И еще одно прибавляло отношениям гибкости, — то, что в любви Нильса Люне было столько мужской силы, что даже и в фантазиях своих, в мире, где все ему покорялось, он сдерживался и оставался почтительно послушен воле фру Бойе и рыцарски не посягал на те тайны, в которых отказывала ему явь.
Стало быть, отношения были прочно укреплены с обеих сторон и отнюдь не грозили рухнуть. К тому же они как нельзя более подходили мечтательной, но и жадной до жизни натуре Нильса Люне, и если даже все это была лишь игра, то игра в действительное переживание, и Нильс обучался основам страсти.
А в этом он нуждался.
Из Нильса Люне ведь должен был выйти поэт, и многое в судьбе его предвещало такую будущность; но покуда одни мечты составляли единственную пищу для поэзии, а что может быть бедней фантазии? Ибо столь бесконечно переменчивая на первый взгляд страна снов на самом–то деле испещрена короткими, торными путями, их же не обойти никому. Как бы ни разнились люди, в мечтах все стремятся к трем–четырем вещам и достигают их, раньше ли, позже, более или менее полно — но все и всегда достигают; никто не мечтает о том, как останется он с пустыми руками. И оттого никому по дано в мечтах узнать о своих особенностях и свойствах, никто не узнает в мечтах, как он порадуется обретению сокровища, как переживет потерю его, как упьется им, каких средств станет искать, чтобы утешиться в утрате.
И Нильс Люне сочинял от некоего обобщенного лица, находившего весну благодатной, море бескрайним, страсть кипучей, а смерть печальной. Самого его в поэзии не было. Он только слагал стихи. Теперь все менялось. Теперь он домогался любви избранной им женщины и хотел, чтобы она полюбила его, его, Нильса Люне из Лёнборгорда, двадцатитрехлетнего, сутуловатого, с красивыми руками и маленькими ушами, робкого, скованного, чтобы именно его она полюбила, а не прекрасного героя его грез с гордой поступью, уверенными приемами, да и постарше него; он, наконец, живо заинтересовался этим Нильсом, в котором прежде не видел ничего достойного внимания.

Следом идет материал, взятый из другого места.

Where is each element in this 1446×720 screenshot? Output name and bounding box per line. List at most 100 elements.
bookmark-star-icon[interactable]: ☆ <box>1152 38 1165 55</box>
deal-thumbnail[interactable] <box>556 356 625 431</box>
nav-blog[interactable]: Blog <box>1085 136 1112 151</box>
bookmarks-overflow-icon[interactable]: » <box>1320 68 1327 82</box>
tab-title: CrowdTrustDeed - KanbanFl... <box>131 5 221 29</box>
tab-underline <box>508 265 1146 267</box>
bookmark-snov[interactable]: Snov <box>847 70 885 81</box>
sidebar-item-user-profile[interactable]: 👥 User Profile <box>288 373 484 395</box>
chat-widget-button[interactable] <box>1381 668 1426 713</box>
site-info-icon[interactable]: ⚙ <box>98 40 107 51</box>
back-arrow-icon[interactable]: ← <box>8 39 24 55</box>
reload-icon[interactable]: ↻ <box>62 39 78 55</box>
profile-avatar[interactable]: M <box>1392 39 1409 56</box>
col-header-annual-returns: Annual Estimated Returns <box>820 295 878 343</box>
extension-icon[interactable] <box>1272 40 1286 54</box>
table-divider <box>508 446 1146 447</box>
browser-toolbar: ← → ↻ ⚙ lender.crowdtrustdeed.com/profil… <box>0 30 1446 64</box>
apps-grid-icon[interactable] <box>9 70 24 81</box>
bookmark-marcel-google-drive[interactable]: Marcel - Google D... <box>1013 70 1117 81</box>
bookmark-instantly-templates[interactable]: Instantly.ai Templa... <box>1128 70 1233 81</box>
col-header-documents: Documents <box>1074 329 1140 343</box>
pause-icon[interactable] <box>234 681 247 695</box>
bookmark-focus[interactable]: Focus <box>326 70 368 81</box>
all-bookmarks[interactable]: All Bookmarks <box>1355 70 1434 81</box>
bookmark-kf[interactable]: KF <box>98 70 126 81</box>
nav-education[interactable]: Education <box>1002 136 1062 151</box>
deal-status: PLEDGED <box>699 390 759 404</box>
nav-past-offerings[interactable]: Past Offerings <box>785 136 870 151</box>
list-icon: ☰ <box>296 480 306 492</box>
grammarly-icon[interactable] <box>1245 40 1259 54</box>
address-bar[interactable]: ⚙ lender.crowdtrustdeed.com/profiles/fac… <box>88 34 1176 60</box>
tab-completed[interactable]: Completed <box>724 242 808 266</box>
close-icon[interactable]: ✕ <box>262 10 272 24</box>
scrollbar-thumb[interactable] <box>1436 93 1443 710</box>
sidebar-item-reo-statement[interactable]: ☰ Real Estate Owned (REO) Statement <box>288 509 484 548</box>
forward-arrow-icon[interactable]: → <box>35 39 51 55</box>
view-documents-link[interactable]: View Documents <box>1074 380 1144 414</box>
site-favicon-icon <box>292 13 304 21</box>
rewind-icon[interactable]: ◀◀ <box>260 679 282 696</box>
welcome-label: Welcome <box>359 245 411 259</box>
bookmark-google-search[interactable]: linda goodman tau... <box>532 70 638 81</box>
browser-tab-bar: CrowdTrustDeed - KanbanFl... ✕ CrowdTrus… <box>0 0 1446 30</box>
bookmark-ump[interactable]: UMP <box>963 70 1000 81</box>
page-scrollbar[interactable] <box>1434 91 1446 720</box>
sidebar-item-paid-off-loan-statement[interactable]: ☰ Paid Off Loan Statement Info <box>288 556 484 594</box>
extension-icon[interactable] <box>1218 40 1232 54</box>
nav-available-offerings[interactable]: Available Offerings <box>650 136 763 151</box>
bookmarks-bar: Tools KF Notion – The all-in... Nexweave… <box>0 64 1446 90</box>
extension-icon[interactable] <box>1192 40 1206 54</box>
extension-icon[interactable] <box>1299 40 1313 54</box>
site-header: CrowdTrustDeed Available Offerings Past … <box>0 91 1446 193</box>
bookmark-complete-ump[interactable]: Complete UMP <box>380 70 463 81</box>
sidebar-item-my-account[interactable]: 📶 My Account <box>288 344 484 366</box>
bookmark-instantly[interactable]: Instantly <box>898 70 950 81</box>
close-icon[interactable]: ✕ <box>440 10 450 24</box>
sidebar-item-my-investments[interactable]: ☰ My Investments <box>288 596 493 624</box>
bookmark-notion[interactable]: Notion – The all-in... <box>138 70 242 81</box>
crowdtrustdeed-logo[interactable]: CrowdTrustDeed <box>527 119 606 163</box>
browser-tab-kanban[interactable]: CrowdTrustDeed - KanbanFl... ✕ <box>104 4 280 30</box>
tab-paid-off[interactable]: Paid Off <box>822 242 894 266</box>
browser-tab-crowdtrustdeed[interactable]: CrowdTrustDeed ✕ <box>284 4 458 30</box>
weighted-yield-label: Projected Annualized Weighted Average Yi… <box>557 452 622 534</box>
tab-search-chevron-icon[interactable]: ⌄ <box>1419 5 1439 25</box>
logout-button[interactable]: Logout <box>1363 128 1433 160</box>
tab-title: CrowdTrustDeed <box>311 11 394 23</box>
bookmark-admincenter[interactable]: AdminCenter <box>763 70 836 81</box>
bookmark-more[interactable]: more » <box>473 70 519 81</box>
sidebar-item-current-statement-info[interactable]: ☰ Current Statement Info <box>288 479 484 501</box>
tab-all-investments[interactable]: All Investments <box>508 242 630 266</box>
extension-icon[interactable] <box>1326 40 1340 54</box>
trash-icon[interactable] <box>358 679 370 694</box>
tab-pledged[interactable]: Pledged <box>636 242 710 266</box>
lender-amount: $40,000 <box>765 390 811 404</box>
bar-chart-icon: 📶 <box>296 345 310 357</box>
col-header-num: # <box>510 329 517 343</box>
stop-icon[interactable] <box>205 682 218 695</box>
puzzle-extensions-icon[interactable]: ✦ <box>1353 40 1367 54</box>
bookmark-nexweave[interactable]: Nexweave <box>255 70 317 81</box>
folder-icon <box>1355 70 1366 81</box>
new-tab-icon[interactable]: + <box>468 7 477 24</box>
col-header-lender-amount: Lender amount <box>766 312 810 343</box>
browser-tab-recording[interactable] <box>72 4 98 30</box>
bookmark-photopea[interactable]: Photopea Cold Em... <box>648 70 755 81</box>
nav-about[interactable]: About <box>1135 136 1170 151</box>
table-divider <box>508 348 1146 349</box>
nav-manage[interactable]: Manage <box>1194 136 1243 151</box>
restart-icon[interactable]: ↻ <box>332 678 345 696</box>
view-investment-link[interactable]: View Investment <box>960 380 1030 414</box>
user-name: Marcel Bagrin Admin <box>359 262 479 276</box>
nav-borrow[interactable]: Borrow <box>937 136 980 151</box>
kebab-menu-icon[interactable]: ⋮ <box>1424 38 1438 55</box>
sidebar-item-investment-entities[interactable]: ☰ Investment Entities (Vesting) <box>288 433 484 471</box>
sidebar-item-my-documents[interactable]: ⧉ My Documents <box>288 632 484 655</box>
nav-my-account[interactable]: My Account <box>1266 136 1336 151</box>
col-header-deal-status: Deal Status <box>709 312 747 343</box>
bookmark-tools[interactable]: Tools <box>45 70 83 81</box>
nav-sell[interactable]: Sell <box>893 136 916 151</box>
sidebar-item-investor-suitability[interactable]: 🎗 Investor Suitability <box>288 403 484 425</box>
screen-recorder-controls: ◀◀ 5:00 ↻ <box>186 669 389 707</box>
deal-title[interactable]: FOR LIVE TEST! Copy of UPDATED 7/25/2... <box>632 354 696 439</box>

Он так хлопотал, приукрашивая себя недостающими свойствами, что не успевал заметить те, какие у него были. Теперь же с жаром первооткрывателя он начал по памяти, по прожитым секундам собирать себя и с замиранием сердца следил, как все сходится в одно и как складывается личность, которая куда роднее ему, чем существо, за каким он гонялся в вымыслах. И куда самобытней, сильней, богаче. Нет, тут уж был не обрубок омертвелого идеала; непостижимые, бесконечные частицы самой жизни смешивались тут в нераздельный сложнейший состав. Господи, да в пом же столько сил! Он же Аладдин, и, чего бы ни пожелал, все тотчас упадет прямо с облаков к нему в ладони!
Для Нильса пришла счастливая пора. Счастливая пора, когда тебя мчит размах роста, когда ты, ликуя, проскакиваешь мимо мертвых клеток в своем существе, когда все в тебе ширится, и ты готов понести облака на плечах, если нужно, и смело строишь Вавилонскую башню, чтоб была до небес; и неважно, что ей суждено остаться лишь развалиной, коротышкой, к которой во всю дальнейшую жизнь свою ты не устанешь приделывать смешные башенки и унылые шпили.
Мир преобразился; природа, способности, работа — все ладилось, как ладится шестерня к шестерне. Но где было останавливаться, отдыхать, радоваться на свое искусство? Готовое тотчас отбрасывалось, он перерастал его уже во время работы, оно сразу делалось еще одной ступенькой к вечно ускользающей цели; ступенька за ступенькой убегали назад, и он про них позабывал тотчас, пока еще не отзвучат на них его шаги.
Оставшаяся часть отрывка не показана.